What the FBI is not disclosing is how, exactly, they did it — and when and on whom the technology might also be used.
Voice identification technology is not new or particularly groundbreaking says DeLiang Wang, who works on training neural networks in voice analysis at Ohio State University. Unlike Siri or Android, which try to understand what a person is saying, speaker identification programs look for patterns in the waveform of a person’s voice. Those patterns remain constant whether he or she is speaking English, Finnish, or random sounds. Computers compare audio samples with other recording of voices in order to match the sample with a speaker. The more voices a neural network has examined, the better it is at recognizing them in the future.
“It’s kind of like fingerprint matching,” Wang tells Popular Science.
The computer first compares a sample to every voice it knows to find a best match. Then it checks the sample against that result to see if they come from the same person.
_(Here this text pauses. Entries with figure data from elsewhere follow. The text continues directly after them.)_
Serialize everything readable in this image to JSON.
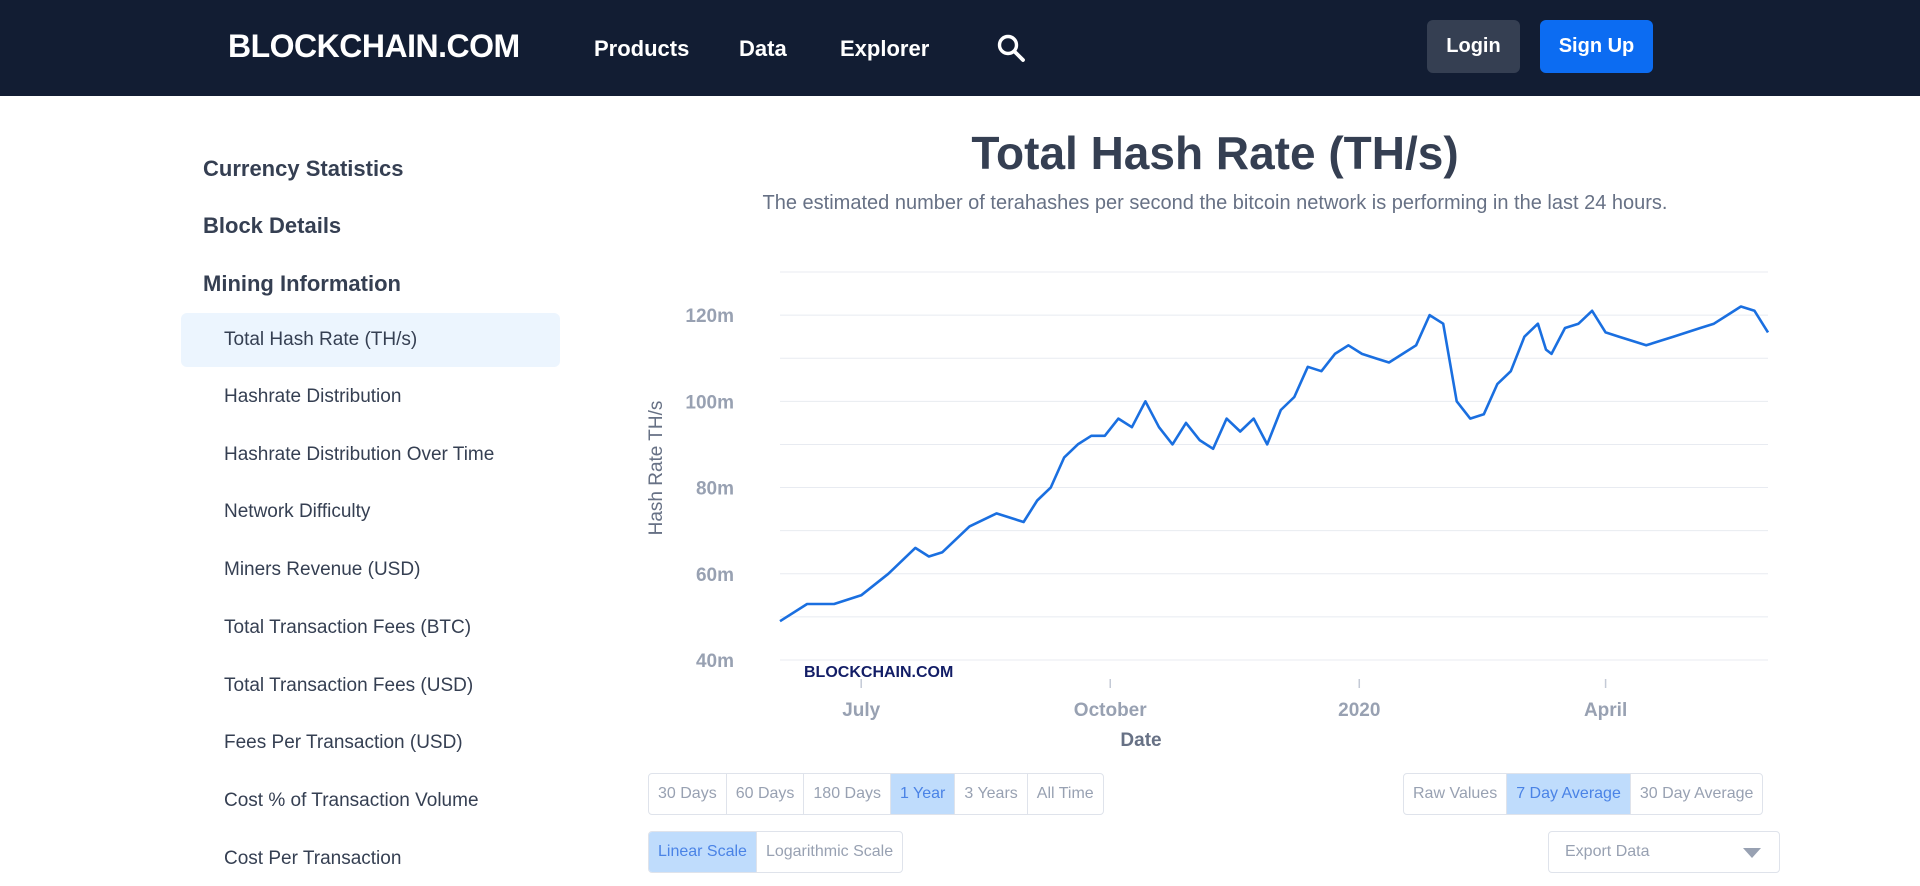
{
  "header": {
    "logo": "BLOCKCHAIN.COM",
    "nav": [
      "Products",
      "Data",
      "Explorer"
    ],
    "login": "Login",
    "signup": "Sign Up"
  },
  "sidebar": {
    "sections": [
      "Currency Statistics",
      "Block Details",
      "Mining Information"
    ],
    "items": [
      "Total Hash Rate (TH/s)",
      "Hashrate Distribution",
      "Hashrate Distribution Over Time",
      "Network Difficulty",
      "Miners Revenue (USD)",
      "Total Transaction Fees (BTC)",
      "Total Transaction Fees (USD)",
      "Fees Per Transaction (USD)",
      "Cost % of Transaction Volume",
      "Cost Per Transaction"
    ],
    "active_index": 0
  },
  "chart_data": {
    "type": "line",
    "title": "Total Hash Rate (TH/s)",
    "subtitle": "The estimated number of terahashes per second the bitcoin network is performing in the last 24 hours.",
    "xlabel": "Date",
    "ylabel": "Hash Rate TH/s",
    "ylim": [
      40,
      130
    ],
    "yticks": [
      40,
      60,
      80,
      100,
      120
    ],
    "ytick_labels": [
      "40m",
      "60m",
      "80m",
      "100m",
      "120m"
    ],
    "xticks": [
      {
        "day": 30,
        "label": "July"
      },
      {
        "day": 122,
        "label": "October"
      },
      {
        "day": 214,
        "label": "2020"
      },
      {
        "day": 305,
        "label": "April"
      }
    ],
    "x_range_days": [
      0,
      365
    ],
    "watermark": "BLOCKCHAIN.COM",
    "series": [
      {
        "name": "7 Day Average",
        "color": "#1a6fe0",
        "x": [
          0,
          10,
          20,
          30,
          40,
          50,
          55,
          60,
          70,
          80,
          90,
          95,
          100,
          105,
          110,
          115,
          120,
          125,
          130,
          135,
          140,
          145,
          150,
          155,
          160,
          165,
          170,
          175,
          180,
          185,
          190,
          195,
          200,
          205,
          210,
          215,
          220,
          225,
          230,
          235,
          240,
          245,
          250,
          255,
          260,
          265,
          270,
          275,
          280,
          283,
          285,
          290,
          295,
          300,
          305,
          310,
          315,
          320,
          325,
          330,
          335,
          340,
          345,
          350,
          355,
          360,
          365
        ],
        "y": [
          49,
          53,
          53,
          55,
          60,
          66,
          64,
          65,
          71,
          74,
          72,
          77,
          80,
          87,
          90,
          92,
          92,
          96,
          94,
          100,
          94,
          90,
          95,
          91,
          89,
          96,
          93,
          96,
          90,
          98,
          101,
          108,
          107,
          111,
          113,
          111,
          110,
          109,
          111,
          113,
          120,
          118,
          100,
          96,
          97,
          104,
          107,
          115,
          118,
          112,
          111,
          117,
          118,
          121,
          116,
          115,
          114,
          113,
          114,
          115,
          116,
          117,
          118,
          120,
          122,
          121,
          116
        ]
      }
    ]
  },
  "controls": {
    "ranges": [
      "30 Days",
      "60 Days",
      "180 Days",
      "1 Year",
      "3 Years",
      "All Time"
    ],
    "range_selected": "1 Year",
    "averages": [
      "Raw Values",
      "7 Day Average",
      "30 Day Average"
    ],
    "average_selected": "7 Day Average",
    "scales": [
      "Linear Scale",
      "Logarithmic Scale"
    ],
    "scale_selected": "Linear Scale",
    "export_label": "Export Data"
  },
  "colors": {
    "header_bg": "#121d33",
    "accent": "#0c6cf2",
    "line": "#1a6fe0",
    "selected_bg": "#bfdcfc"
  }
}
For at least a decade, computers have beaten human ears at recognizing voices in ideal laboratory settings, Wang says. But out in the real world, voice ID suffers. Background noise, poor recording equipment, or different tones of speech can all confuse speaker recognition programs. A person can also alter their voice to fool a machine. Wang says all of these flaws show the technology has a lot of room to grow.
Of course, in order for software to detect a speaker, it has to have a recording to compare it to. “If they want to track known terrorists they have to have known databases of their voices,” Wang says.
Whether the FBI has such a database is an open question. The NSA has direct access to phone calls through security backdoors, and has used that access to record phone calls en masse according to revelations from documents leaked by Edward Snowden. The FBI has access to at least some of that data, however the agency would not comment on the use of voice identification technology for forensic purposes.